Description: The Interdisciplinary Biomedical Imaging Training Program will prepare predoctoral trainees to become leaders in organism-level, biomedical imaging research. Multi-disciplinary teams of engineers, physicists, biologists, and clinicians are required to advance biomedical imaging, especially with the advent of in vivo cellular and molecular imaging. We will create the next generation of interdisciplinary biomedical imaging scientists and engineers who will contribute to and lead such teams. Our training program will build upon continuing, significant institutional, state, federal, and commercial investment in faculty and imaging infrastructure. A training grant award will place students squarely in the center of on-going interdisciplinary/multidisciplinary research programs. Trainees will use imaging facilities in the Case Center for Imaging Research which includes state-of-the-art clinical and small animal imaging systems, along with labs of mentoring faculty. Predoctoral trainees will be from the highly-rated departments of Biomedical Engineering and Physics, both of which have a long history of training in biomedical imaging. Trainees will conduct research projects combining enabling technologies in imaging with biomedical research. Each trainee will have two or more mentors representing both imaging technology and biological/clinical applications of imaging. Our educational program includes a portfolio of imaging courses, including ones focusing on imaging physics, image analysis, and reconstruction, as well as courses in drug delivery and imaging agents. We promote a culture of inter-disciplinary research in a designated Imaging Hour. Our T32 program started in 2007 has been renewed with outstanding NIH scores, a most important recognition from our peers at other institutions around the country. We have already successfully trained many PhD students, all with exemplary training records and with a trajectory towards success. Other trainees are moving through the program focusing on exciting interdisciplinary imaging research and with excellent research productivity.

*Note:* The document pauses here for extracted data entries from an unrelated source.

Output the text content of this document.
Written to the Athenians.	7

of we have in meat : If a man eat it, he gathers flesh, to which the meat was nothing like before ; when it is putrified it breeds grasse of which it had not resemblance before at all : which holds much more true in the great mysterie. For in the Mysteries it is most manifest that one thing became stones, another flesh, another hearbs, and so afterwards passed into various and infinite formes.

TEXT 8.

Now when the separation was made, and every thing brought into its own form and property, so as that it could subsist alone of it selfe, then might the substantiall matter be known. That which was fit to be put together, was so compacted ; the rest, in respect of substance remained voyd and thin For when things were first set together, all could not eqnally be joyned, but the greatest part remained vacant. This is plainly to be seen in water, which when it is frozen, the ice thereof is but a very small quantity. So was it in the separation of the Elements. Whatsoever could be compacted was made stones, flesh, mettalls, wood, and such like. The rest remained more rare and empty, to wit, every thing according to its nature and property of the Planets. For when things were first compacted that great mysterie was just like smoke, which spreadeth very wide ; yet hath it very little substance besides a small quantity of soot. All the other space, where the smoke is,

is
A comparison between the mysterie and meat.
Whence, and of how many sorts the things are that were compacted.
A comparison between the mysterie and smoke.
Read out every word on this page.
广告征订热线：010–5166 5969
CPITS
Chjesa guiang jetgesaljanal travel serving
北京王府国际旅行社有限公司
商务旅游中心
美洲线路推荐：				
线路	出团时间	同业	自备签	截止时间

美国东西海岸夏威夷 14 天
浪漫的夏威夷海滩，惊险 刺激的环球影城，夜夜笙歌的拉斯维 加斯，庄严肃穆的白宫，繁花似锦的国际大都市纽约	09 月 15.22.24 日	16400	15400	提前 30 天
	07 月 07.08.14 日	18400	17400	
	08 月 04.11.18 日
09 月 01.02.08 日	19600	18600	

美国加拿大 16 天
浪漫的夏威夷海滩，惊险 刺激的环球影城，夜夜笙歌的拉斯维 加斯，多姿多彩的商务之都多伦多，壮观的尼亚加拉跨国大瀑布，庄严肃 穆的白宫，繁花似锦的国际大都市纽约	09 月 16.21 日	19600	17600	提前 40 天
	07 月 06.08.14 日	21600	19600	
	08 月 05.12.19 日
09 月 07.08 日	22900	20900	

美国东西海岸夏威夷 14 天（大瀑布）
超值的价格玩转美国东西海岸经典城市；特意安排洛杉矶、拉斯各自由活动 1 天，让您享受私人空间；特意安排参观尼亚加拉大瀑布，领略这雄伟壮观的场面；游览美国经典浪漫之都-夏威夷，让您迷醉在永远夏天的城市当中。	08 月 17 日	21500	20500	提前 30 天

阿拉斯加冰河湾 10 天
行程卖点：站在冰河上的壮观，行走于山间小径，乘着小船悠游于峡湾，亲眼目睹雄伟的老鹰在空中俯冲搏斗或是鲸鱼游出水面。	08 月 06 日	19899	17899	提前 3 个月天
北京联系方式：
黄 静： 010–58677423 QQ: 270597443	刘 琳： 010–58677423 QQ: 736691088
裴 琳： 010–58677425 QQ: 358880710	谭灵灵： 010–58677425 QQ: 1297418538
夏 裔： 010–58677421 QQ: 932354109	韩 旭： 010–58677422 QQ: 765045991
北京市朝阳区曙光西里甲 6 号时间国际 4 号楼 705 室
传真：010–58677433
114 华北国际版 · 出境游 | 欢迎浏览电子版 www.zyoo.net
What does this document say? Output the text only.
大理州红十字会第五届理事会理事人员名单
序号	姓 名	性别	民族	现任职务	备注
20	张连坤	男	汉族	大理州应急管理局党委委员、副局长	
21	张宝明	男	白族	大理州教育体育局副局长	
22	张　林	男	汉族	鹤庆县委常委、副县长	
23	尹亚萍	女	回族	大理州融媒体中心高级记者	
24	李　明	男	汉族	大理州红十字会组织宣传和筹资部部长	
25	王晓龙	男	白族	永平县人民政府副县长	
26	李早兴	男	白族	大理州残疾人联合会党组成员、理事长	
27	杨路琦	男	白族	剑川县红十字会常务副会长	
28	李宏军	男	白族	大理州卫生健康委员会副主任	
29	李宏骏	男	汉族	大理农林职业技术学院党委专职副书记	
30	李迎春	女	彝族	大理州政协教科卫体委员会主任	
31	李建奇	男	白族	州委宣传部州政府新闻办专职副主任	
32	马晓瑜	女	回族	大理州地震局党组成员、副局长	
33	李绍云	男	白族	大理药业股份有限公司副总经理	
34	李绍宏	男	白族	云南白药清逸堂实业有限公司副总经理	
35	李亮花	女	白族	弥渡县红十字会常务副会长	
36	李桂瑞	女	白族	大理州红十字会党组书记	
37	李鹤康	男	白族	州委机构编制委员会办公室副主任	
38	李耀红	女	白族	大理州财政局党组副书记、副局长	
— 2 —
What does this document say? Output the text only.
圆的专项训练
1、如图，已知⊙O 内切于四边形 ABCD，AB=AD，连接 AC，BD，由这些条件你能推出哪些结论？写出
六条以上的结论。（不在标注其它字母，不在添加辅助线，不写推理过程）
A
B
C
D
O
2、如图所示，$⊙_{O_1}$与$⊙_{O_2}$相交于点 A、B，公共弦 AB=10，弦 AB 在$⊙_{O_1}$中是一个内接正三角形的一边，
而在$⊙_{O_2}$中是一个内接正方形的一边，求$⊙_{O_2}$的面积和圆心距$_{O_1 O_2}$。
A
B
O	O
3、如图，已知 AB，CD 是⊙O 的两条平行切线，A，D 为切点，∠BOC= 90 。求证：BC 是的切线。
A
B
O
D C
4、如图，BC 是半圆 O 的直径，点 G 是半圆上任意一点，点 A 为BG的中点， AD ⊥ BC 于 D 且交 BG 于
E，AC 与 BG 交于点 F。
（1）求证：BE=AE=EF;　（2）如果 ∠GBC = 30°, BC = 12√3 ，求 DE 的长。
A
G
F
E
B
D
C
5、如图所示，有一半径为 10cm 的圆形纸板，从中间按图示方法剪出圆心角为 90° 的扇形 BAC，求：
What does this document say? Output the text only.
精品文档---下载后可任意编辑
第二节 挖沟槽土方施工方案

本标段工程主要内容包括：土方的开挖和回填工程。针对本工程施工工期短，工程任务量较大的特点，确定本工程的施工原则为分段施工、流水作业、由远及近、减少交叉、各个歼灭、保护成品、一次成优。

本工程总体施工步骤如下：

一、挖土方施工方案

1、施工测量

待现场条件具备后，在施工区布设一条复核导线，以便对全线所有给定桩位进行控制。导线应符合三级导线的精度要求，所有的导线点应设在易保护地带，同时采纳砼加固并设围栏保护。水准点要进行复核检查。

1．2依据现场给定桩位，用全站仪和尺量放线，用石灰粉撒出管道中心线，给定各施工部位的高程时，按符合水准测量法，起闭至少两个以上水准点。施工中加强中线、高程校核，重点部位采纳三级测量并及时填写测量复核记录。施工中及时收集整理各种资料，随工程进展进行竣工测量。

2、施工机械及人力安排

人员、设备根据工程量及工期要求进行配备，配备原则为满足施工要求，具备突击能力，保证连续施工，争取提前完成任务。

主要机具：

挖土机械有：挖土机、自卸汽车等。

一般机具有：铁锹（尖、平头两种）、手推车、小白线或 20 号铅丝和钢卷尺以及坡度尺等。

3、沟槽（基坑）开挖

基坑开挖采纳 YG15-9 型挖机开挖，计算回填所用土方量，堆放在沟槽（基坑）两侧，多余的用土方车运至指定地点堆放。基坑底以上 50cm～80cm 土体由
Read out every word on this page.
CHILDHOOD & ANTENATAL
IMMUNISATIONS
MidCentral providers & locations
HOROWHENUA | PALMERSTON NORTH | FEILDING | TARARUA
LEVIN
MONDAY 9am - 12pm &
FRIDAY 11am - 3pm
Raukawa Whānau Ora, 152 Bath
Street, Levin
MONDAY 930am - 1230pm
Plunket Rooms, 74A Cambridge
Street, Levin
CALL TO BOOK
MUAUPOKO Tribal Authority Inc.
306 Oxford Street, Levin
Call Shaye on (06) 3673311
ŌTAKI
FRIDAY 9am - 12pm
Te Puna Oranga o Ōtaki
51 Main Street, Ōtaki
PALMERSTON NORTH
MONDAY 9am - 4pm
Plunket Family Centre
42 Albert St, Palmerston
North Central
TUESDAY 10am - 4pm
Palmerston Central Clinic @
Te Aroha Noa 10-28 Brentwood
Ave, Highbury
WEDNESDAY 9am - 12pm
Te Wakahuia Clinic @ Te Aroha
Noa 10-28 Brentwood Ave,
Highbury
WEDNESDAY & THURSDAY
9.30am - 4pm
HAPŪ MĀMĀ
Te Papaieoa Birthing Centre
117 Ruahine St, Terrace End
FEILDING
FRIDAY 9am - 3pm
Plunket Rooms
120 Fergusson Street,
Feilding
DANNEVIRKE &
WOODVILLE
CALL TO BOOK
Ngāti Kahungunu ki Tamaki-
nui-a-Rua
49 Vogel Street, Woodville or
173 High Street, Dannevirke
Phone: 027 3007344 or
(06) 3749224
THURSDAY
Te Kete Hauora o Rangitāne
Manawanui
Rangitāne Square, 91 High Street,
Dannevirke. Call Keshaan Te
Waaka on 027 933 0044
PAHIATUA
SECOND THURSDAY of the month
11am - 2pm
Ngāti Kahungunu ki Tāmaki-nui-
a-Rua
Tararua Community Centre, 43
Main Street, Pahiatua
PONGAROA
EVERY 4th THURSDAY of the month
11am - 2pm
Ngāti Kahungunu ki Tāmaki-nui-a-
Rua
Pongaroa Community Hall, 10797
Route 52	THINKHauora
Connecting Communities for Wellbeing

Source: NIH/NIBIB (PI: Robert Kirsch)

Project number: 5T32EB004314-15

Project start date: 1999

Student slots: 

Description: The "Integrated Engineering and Rehabilitation Training" program prepares biomedical Ph.D. graduates who combine an unquestioned expertise in neural stimulation and general rehabilitation engineering with a genuine appreciation of the practice and challenges of clinical rehabilitation. This program is centered in the Department of Biomedical Engineering at Case Western Reserve University, but also includes the strong participation of several of our local medical centers. Disability due to neurological disorders is a major medical challenge that can often be mitigated by application of electrical stimulation to specific neural structures. Research and commercial applications related to neural stimulation are growing almost exponentially, leading to a real need for highly qualified, Ph.D.-level engineers who have the technical and clinical backgrounds provided by this program. Our program is focused exclusively on predoctoral training and we have trained ~25 students since 1999. The specific objectives of our training program are: (1) Prepare our trainees for productive careers in rehabilitation and neural engineering; (2) Provide a rigorous engineering education that forms the basis for future innovation; (3) Provide specific expertise in the development and application of neural stimulation for overcoming neurological disorders; (4) Provide specific expertise in modeling and simulation (musculoskeletal and/or neural); (5) Provide an extensive, hands-on clinical experience that prepares each trainee for a translational career; and (6) Provide real-world professional development training to enhance post-graduation success.